RSA is the standard cryptographic algorithm on the Internet. The method is publicly known but extremely hard to crack. It uses two keys for encryption. The public key is open and the client uses it to encrypt a random session key. Anyone intercepts the encrypted key must use the second key, the private key, to decrypt it. Otherwise, it is just garbage. Once the session key is decrypted, the server uses it to encrypt and decrypt further messages with a faster algorithm. So, as long as we keep the private key safe, the communication will be secure.

RSA encryption is based on a simple idea: prime factorization. Multiplying two prime numbers is pretty simple, but it is hard to factorize its result. For example, what are the factors for 507,906,452,803? Answer: 566,557 × 896,479.

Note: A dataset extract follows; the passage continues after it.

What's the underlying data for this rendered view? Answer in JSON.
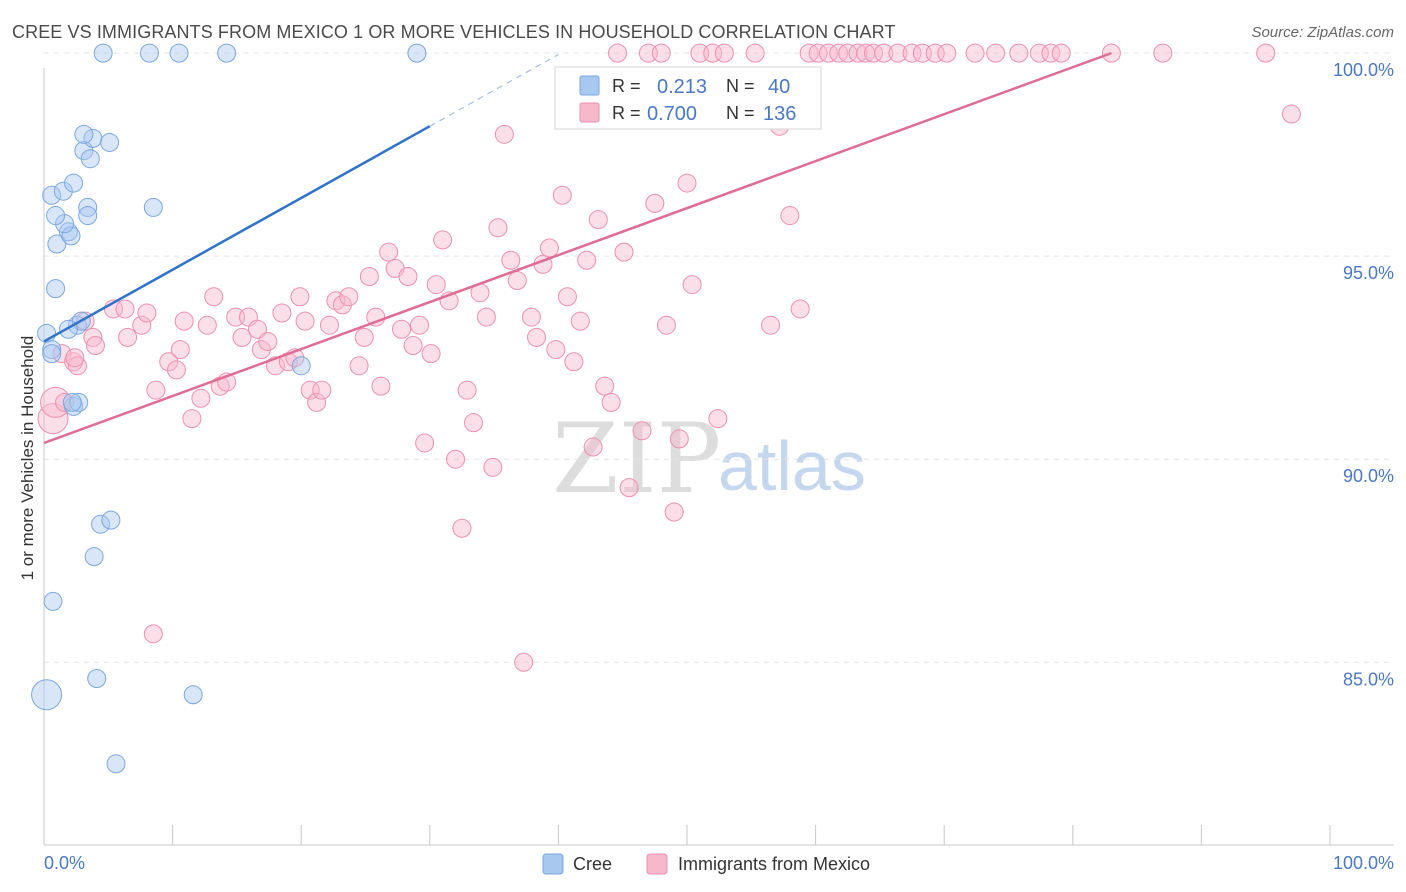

Based on this asymmetry in complexity, we can distribute a public key based on the product of two prime numbers to encrypt a message. But without knowing the prime factors, we cannot decrypt the message to its original intention. In 2014, WraithX used a budget of $7,600 on Amazon EC2 and his/her own resources to factorize a 696-bit number. We can break a 1024-bit key with a sizeable budget within months or a year. This is devasting because SSL certificates holding the public key last for 28 months. Fortunately, the complexity of the prime factorization problem grows exponentially with the key length. So, we are pretty safe since we switch to 2048-bit keys already.